In fact, we had little choice. The old ways were laughably slow. But there was one condition: we had to render everything we sent, the very stuff of our lives, into ones and zeros. That’s how we came to deliver our riches, the key to communications on earth, to the masters of the symbolic language. Now these mathematicians and com
puter scientists are in a position to rule the information of our lives. I call them the Numerati.
ON A SWELTERING summer afternoon, Dave Morgan sits in his Spartan office overlooking Seventh Avenue. He has the shade drawn to keep out the heat, and he can’t figure out how to turn on the fluorescent light. Sitting in the shadows, he tells me how marketing has changed over the past generation. Traditionally, he says, marketers concentrated on big groups of us. We weren’t much more diverse, from their point of view, than the lines of General Motors cars: Cadillacs and Buicks for the rich and wannabes, Chevys for the middle class, Pontiacs for young hotshots, and pickup trucks for farmers. They didn’t need to know much more than that because midcentury American factories, whether they were producing blue jeans or peanut butter, were manufacturing mass quantities. Smaller, more focused runs cost too much money. Sure, certain neighborhoods in coastal cities attracted eccentrics who drove foreign cars and walked around in lederhosen or berets. But for the most part, we ate, wore, and drove what the mass-production factories churned out, and we learned about it through the mass media. This model, created in the United States, spread in the decades following World War II across Europe and to much of Asia and Latin America. It was an efficient way to reach millions of consumers with machine-made goods.
Advertising in this industrial complex, Morgan says, was simple. You cut the population into five or six demographic groups, based on income, gender, and neighborhood, and you advertised in the magazines they read and on the TV shows they watched.

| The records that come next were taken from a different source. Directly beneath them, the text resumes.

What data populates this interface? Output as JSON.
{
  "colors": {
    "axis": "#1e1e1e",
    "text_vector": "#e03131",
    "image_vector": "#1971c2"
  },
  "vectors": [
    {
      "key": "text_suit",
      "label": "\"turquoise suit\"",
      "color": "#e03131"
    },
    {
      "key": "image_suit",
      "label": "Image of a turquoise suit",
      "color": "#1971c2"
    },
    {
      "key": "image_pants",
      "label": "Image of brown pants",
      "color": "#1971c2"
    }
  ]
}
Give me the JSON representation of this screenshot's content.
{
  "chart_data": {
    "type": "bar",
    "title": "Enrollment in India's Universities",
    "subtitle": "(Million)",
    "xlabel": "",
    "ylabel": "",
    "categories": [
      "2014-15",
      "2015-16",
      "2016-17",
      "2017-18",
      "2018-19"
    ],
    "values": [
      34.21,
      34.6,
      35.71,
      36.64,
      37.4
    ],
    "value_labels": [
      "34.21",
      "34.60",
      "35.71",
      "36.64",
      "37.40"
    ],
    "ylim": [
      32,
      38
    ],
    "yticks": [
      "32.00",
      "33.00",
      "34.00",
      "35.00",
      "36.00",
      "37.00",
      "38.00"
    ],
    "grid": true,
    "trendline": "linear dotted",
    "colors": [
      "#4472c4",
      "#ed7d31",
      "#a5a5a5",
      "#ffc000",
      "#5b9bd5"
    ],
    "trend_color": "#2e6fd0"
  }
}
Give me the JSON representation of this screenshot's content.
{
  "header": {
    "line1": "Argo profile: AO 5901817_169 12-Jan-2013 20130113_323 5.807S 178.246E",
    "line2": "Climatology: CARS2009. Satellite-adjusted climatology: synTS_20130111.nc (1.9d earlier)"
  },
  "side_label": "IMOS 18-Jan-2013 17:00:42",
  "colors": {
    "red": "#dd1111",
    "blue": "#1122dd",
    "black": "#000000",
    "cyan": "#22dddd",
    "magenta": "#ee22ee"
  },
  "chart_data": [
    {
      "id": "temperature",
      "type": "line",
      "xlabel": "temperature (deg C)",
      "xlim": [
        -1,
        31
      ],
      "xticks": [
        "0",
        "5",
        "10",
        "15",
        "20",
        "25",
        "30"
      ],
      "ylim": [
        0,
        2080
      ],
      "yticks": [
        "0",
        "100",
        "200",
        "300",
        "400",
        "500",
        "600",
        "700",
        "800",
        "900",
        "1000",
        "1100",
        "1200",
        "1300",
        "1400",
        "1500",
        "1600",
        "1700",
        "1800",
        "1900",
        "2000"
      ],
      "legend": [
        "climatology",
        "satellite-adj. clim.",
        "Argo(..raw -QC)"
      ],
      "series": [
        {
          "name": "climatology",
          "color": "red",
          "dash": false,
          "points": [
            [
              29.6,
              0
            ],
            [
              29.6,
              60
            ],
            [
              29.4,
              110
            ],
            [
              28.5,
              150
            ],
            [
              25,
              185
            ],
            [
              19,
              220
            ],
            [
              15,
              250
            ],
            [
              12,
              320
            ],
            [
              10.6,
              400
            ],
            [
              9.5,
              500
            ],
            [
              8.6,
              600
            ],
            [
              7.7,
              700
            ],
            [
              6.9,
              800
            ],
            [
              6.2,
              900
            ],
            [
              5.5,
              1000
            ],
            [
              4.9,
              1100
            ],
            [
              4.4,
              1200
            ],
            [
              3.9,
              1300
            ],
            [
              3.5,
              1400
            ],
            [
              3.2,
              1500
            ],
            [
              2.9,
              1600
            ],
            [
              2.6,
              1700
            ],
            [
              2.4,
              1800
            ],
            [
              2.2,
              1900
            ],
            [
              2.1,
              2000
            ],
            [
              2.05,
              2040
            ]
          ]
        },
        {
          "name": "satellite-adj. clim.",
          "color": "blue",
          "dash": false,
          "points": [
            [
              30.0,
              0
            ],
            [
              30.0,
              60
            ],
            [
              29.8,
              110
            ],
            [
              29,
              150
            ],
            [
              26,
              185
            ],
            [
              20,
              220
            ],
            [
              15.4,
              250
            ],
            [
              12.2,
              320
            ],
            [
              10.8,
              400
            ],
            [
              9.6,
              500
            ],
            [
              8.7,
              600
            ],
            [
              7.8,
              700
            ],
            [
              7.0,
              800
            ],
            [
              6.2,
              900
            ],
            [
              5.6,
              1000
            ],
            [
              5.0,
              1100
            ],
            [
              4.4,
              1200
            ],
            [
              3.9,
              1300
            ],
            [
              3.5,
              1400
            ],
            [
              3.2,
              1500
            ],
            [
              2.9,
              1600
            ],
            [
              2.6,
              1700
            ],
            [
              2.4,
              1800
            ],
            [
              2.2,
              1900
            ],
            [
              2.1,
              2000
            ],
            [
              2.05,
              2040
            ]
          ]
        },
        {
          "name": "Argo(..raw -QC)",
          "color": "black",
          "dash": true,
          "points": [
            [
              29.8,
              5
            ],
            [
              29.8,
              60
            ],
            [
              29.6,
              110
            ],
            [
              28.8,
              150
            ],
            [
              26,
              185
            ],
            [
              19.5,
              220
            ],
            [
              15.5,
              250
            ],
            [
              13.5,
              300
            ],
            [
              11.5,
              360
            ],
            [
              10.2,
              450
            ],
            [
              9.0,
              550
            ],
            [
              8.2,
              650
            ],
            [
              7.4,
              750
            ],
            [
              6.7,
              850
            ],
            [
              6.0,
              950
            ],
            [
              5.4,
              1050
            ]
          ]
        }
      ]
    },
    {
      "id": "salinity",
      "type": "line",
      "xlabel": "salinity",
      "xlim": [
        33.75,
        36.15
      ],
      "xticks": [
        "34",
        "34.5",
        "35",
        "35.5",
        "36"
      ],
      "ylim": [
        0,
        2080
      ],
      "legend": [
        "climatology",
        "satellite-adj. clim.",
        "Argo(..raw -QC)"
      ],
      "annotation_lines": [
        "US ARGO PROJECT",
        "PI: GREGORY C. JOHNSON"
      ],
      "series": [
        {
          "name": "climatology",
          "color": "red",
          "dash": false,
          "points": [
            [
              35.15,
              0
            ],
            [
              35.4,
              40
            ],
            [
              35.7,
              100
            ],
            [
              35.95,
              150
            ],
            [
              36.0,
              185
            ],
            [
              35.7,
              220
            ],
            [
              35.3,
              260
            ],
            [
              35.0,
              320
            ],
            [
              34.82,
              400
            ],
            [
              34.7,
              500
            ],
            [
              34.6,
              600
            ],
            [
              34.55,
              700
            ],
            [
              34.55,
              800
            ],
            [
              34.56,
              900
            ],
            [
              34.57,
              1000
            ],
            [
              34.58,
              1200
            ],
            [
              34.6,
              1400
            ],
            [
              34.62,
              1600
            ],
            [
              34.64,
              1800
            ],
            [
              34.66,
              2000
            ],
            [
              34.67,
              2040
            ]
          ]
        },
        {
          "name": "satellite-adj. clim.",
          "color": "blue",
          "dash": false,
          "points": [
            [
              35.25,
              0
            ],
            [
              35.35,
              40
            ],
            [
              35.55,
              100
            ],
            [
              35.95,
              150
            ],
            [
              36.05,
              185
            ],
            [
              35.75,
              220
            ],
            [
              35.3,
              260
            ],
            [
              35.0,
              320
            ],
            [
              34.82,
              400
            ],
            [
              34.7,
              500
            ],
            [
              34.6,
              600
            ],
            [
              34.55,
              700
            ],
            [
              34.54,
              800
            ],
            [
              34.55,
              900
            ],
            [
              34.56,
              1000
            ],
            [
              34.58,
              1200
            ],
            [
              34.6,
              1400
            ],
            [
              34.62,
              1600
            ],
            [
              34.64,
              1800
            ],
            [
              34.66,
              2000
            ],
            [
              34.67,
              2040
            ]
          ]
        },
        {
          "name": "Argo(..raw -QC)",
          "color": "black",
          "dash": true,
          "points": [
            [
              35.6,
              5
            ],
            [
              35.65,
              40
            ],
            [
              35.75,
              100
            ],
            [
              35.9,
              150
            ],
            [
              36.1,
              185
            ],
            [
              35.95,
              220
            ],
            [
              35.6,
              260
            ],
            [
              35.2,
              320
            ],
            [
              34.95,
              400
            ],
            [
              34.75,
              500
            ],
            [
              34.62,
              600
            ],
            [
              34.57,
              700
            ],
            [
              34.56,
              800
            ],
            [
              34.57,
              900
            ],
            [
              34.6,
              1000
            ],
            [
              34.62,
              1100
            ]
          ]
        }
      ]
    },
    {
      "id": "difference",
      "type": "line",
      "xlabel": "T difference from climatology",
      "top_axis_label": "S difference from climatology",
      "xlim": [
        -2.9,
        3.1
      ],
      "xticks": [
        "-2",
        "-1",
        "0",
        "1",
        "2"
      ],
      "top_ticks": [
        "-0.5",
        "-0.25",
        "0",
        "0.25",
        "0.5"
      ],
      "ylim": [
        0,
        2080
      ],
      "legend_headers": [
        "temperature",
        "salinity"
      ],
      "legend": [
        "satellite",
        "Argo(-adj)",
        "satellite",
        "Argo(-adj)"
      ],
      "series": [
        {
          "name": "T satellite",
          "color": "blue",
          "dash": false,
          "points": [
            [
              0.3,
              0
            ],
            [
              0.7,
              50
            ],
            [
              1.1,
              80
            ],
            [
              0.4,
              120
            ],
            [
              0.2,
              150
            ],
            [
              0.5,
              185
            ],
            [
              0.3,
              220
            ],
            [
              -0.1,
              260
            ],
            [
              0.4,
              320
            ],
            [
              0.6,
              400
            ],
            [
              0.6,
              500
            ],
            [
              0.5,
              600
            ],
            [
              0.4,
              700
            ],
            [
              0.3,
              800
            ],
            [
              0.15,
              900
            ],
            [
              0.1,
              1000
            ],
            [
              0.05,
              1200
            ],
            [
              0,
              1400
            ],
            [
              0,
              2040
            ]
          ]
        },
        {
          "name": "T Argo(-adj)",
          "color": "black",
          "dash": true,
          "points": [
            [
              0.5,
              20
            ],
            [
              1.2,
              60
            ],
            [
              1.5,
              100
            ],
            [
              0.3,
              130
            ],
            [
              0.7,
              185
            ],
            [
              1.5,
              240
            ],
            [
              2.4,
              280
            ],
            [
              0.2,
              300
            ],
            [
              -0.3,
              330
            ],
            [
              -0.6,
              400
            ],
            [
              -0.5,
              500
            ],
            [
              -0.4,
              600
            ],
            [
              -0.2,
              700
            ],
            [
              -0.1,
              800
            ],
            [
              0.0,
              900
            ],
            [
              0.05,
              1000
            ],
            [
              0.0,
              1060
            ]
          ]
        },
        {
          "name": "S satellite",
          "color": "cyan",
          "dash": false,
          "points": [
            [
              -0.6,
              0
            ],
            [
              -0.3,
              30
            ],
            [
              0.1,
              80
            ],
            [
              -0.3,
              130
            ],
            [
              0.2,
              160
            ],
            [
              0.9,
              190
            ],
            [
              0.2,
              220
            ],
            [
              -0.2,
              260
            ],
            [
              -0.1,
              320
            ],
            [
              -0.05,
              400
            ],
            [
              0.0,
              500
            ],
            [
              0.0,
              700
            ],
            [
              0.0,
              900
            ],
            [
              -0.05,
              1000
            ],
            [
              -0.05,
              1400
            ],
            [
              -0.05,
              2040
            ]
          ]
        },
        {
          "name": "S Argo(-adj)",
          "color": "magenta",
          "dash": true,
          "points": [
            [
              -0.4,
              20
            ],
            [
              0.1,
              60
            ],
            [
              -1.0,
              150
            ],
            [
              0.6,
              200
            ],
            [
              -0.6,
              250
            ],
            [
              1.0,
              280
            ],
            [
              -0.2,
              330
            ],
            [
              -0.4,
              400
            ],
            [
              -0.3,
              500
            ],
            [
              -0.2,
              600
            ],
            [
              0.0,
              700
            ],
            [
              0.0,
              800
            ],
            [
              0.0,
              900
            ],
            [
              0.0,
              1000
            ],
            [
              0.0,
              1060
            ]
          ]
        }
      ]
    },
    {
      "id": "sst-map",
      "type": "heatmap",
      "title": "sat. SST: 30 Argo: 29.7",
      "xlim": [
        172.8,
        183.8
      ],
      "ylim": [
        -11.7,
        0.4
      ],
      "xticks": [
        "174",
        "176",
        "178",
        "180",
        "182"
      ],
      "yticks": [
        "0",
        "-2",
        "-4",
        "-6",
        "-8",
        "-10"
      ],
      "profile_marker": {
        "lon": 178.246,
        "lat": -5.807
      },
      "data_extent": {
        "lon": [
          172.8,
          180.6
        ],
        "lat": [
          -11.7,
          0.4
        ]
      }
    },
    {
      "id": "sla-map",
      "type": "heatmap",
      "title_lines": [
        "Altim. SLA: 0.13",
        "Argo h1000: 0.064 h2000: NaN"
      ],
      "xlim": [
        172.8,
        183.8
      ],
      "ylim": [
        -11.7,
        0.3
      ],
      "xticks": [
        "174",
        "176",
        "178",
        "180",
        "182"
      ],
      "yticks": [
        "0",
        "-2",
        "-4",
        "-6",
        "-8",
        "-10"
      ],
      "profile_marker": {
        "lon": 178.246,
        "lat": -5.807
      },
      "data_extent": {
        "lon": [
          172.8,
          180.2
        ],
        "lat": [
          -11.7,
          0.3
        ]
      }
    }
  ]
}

In an age of virtually indistinguishable products, brands were crucial. This has all changed. “In 50 years,” Morgan says, through the darkness, “we’ve gone from a command-and-control economy to one driven by consumers.” How did this happen? For starters, computers made their way into factories. This gave manufacturers new flexibility. It became much easier to tweak cereals or sodas to create nuttier or more lemony blends. With a simple command, looms weaving a striped pattern switched to plaid. This wasn’t much harder than it is for me to change the font from Times to Papyrus as I write this chapter. And it meant that industry could produce thousands of new variations. At the same time, globalization was dumping products from all over the world practically on our doorstep. Today, choices are nearly limitless. Winning in this crowded marketplace requires far more than industrial efficiency. The trick now is to deliver to each of us the precise flavor and texture and color we want, at just the right price. Consumers run the show, Morgan says. “It’s not controlled by manufacturing or distribution.”